Thirdly, we want to look at the impact of the new laws under the Domestic Violence, Crime and Victims Act 2004, which we hope to implement soon, in respect of making changes on conspiracy to defraud. Fourthly, the Law Commission is studying the law covering forms of participation in crimes that do not amount to a statutory conspiracy. We want to see what its recommendations are, and the results of its inquiries. Fifthly, the Law Commission published in July a report on inchoate liability in crime, and we want more time to examine the impact that that might have. Sixthly, we also believe that it is useful to look further at the consultation paper on organised and financial crime, which was published in July. We want to examine the responses to that and see how these issues affect the whole ambit of conspiracy to defraud.

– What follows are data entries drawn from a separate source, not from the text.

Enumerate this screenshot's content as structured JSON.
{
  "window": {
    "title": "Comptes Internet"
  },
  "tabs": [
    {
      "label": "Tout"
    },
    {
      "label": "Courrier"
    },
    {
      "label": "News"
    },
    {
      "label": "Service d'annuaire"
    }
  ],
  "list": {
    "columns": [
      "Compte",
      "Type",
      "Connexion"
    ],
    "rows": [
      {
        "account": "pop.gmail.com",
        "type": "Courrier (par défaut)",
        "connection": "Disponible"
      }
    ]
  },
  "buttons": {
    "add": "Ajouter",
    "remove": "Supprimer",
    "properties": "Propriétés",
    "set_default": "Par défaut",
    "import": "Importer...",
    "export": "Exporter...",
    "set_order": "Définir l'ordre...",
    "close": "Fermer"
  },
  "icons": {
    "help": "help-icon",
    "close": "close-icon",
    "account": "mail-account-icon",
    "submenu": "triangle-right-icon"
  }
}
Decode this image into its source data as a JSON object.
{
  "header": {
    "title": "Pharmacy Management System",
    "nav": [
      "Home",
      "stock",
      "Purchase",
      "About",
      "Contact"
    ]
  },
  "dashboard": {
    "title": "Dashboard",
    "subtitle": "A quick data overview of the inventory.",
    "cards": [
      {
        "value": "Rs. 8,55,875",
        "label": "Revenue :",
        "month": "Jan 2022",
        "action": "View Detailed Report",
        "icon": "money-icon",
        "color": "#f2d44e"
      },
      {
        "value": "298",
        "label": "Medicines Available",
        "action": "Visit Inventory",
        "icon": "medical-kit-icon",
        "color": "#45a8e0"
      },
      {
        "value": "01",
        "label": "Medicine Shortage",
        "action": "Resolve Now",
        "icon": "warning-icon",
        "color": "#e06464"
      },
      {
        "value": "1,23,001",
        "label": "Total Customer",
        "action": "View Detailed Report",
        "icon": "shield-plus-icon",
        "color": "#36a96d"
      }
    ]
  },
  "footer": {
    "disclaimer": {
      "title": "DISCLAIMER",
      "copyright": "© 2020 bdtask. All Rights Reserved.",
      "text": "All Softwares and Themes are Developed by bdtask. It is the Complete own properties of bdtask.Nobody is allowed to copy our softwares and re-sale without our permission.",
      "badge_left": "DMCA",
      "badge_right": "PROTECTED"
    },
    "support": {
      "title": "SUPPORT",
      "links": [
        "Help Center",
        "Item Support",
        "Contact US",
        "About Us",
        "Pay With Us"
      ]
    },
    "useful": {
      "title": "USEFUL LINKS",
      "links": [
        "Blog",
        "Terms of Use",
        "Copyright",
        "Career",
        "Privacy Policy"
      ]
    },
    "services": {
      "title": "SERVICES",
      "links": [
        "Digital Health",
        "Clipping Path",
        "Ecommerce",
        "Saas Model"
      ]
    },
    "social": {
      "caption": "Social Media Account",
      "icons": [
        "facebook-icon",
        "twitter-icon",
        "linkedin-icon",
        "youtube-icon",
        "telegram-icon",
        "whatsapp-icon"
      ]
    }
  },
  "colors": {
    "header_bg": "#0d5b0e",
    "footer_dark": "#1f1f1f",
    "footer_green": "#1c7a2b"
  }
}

Finally, the fraud review itself only finishes its consultation period tomorrow, and we want to examine how that review will affect the overall way in which this country deals with fraud. Hopefully, that will also enable us to take a broader view of conspiracy to defraud.
So for all those reasons, I hope that the hon. Member for Somerton and Frome feels able to withdraw his new clause.

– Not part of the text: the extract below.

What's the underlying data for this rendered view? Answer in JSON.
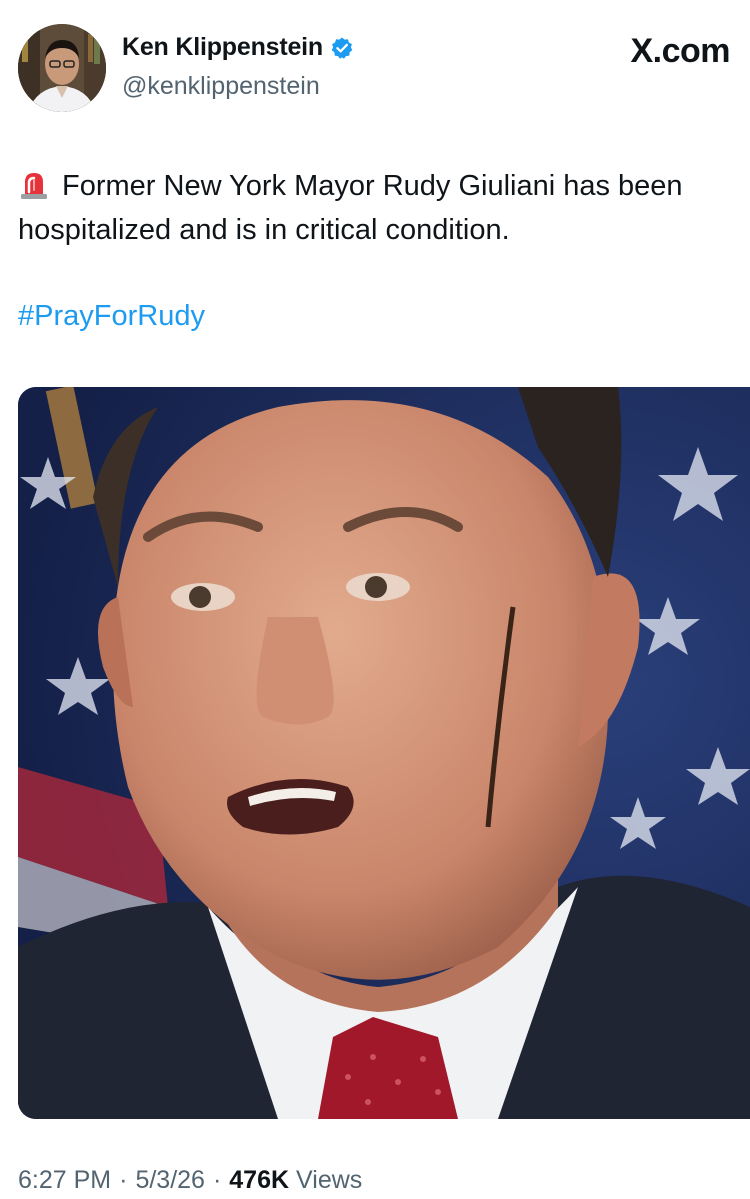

I am grateful to the Solicitor-General and I entirely accept all the reasons that he offered, which are all grounds for having the review period before proceeding. I am sorry, but I do not think that there is a difference between us on this issue. We accept that if this is the only offence that can be prosecuted successfully, it should be used, but that does not alter the fact that in our view, there should be better instruments in the hands of the prosecutors. That is the issue that needs to be examined.
I urge the Solicitor-General to arrange for the commencement of the multiple count provisions in the Domestic Violence, Crime and Victims Act 2004 at the earliest opportunity. He said that that will happen soon, but it is already two years since Royal Assent. Those provisions will be a critical element of the prosecution palette. The power to repeal offences, or otherwise, should never be put in the hands of prosecutors, who will always relish having the widest possible range of offences available to prosecute. Such a power must be in the hands of those who look dispassionately at the utility of the offences in question.
I look forward to the fraud review, and if there are elements of our approach to white-collar crime that we need to improve and make more robust, the Solicitor-General will have my and my party's full support. There are instances where such crime is not being successfully dealt with, and it should be, because it is a crime against us all. It is not a secondary order of criminality that should somehow be ignored.
I entirely understand the Solicitor-General's argument; however, there is one missing component. In terms of legislative mechanics, it would still make sense to proceed with my suggestion because it would achieve all that he wants to achieve, but in better order. However, I see that I have not persuaded him and on that basis, I beg to ask leave to withdraw the motion.
Motion and clause, by leave, withdrawn.